Where is the loss when coal is cocooned safely inside Mother Earth, he asked the opposition and the CAG with injured innocence. It has not occurred to him that the valuations of shares — the major underlying asset being coal, which was obtained for a song — of the steel and power companies benefiting from the government largesse shot up sharply, much to the joy of their promoters. This in a way is the common thread between the two giant scams — 2G and coal.
In 2G too, the shares of the promoter-companies started commanding stratospheric premiums on the back of spectrum obtained dirt cheap from the government. And these shares were substantially unloaded to the foreign telecom companies who became the joint venture partners.
It has furthermore not occurred to him that there was no claw-back clause, usually written in when precious national resources are given away, to pummel the beneficiaries with.
It has not occurred to him that there was no condition attached to the coal allottees as to guarding of the price line of their own finished product, steel and power.
In other words, the government’s argument that low fixed price for allocation to select parties a la the first-come-first-served criterion in 2G was necessary to guard the price line for the ultimate consumers does not carry conviction.
This is for the simple reason that there is no guarantee that they would sell power and steel cheap or at a fixed price, and would not hike the prices ever. That much of the coal bartered away has not in any case been extracted is also no defence inasmuch as the same can be mined anytime.
In other words, coal might be ensconced in the womb of Mother Earth, but its cost has been artificially lowered to the allottee for all times to come with no obligation on him to mind consumer interests.
There could have been an extenuating circumstance for this largesse had the allottees in return been enjoined to give a sliver of their revenue to the government ad valorem so that the government can use it for public spending.
Hail the CAG
In a milieu where auditors are pilloried for their shoddy work, the CAG in India stands out as an island of excellence.

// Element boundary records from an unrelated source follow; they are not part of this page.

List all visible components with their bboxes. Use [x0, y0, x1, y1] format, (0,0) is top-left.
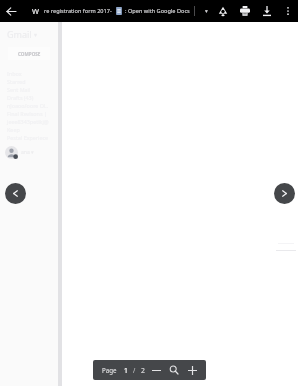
- staticText: COMPOSE: [18, 51, 41, 57]
- staticText: Gmail: [7, 28, 32, 40]
- button[interactable]: Next page: [274, 183, 295, 204]
- button[interactable]: Gmail: [7, 28, 38, 40]
- button[interactable]: More: [278, 1, 298, 21]
- button[interactable]: Previous page: [5, 183, 26, 204]
- button[interactable]: Zoom in: [184, 362, 200, 378]
- button[interactable]: More options: [200, 5, 212, 17]
- staticText: 2: [141, 366, 145, 375]
- staticText: : Open with Google Docs: [125, 7, 190, 15]
- button[interactable]: Download: [256, 0, 278, 22]
- staticText: re registration form 2017-: [44, 7, 112, 15]
- staticText: ▾: [34, 31, 38, 38]
- button[interactable]: Zoom: [166, 362, 182, 378]
- staticText: /: [133, 366, 136, 374]
- staticText: 1: [124, 366, 128, 375]
- staticText: W: [32, 6, 39, 16]
- button[interactable]: Save to Drive: [212, 0, 234, 22]
- staticText: ▾: [205, 8, 208, 14]
- button[interactable]: 1: [124, 366, 128, 375]
- button[interactable]: Zoom out: [148, 362, 164, 378]
- button[interactable]: Print: [234, 0, 256, 22]
- staticText: ana ▾: [21, 149, 34, 156]
- staticText: Page: [102, 366, 117, 374]
- button[interactable]: COMPOSE: [8, 47, 50, 60]
- button[interactable]: ana ▾: [0, 144, 58, 160]
- button[interactable]: Back: [0, 0, 22, 22]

But since his work embarrasses the government no end, he is being asked not to exceed his brief. The popular refrain in the ministerial circles is he has no business to question policies. Touché!
In the name of not questioning a policy and sticking to the straight and narrow of traditional auditing, he is asked to look the other way even as the nation’s resources are either bartered away or plundered. Even commenting on proper accounting of revenue and expenditure, which admittedly is well within his remit and rights, calls for examining whether what ought to be received has been received or not.

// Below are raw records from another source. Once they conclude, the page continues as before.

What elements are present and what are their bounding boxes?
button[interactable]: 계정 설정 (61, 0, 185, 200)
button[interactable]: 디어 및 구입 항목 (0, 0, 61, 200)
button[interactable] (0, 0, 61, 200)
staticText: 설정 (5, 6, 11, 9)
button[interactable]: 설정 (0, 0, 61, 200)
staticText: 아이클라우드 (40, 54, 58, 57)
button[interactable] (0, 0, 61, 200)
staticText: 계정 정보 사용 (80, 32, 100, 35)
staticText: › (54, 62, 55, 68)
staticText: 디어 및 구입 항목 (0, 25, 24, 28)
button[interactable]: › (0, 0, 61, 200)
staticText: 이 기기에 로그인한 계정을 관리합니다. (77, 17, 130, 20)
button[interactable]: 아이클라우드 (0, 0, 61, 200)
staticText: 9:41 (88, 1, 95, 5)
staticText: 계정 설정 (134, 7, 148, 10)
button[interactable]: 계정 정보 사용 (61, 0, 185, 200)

Can a company management say that it is the policy of the company not to account for sale of scrap to the extent of 75 per cent in the books, with the money taken outside the books for various purposes -- and that the auditor should not comment on scrap?
The reason why auditors of private sector companies are suffering from a credibility crisis is they often play ball with the promoters and gloss over shenanigans so long as their tenure is continued and fees increased.
In the milieu of such general decadence, it is amazing that the CAG is criticised for his alleged overzealousness when what he deserves is applause.
Granted, he might have been remiss in not discounting the loot to its present value but that does not absolve the facilitators of the loot of their guilt. The Net Present Value (NPV) of the revenue foregone for the government, say, is Rs 86,000 crore and not Rs 1,86,000 crore, the figure trotted out by the CAG, but does that make the government any the less guilty?
A white-collar criminal cannot take solace from the fact in the trial that the magnitude of loot has been scaled down from Rs 500 crore mentioned in the charge sheet to Rs 250 crore on examination of evidence.
Selective allotment of scarce and precious natural resources raises the hackles of both auditors and other conscience keepers. If auction is found inappropriate, revenue sharing must be insisted upon as a viable alternative, with the bidder offering the highest share of revenue getting the licence or whatever is on offer.
In Coalgate, the weakest defence is that the benighted tribals would get 26 per cent of the share of mining profits from coal and hence steel and power companies benefitting from the lax allotment norms have not after all been favoured.
The truth is: it is one thing to share revenue but quite another to share profits, with the latter capable of either vanishing completely or chopped off substantially thanks to licentious accounting practices. The CAG perhaps would not have been critical had the route adopted been auction or revenue sharing.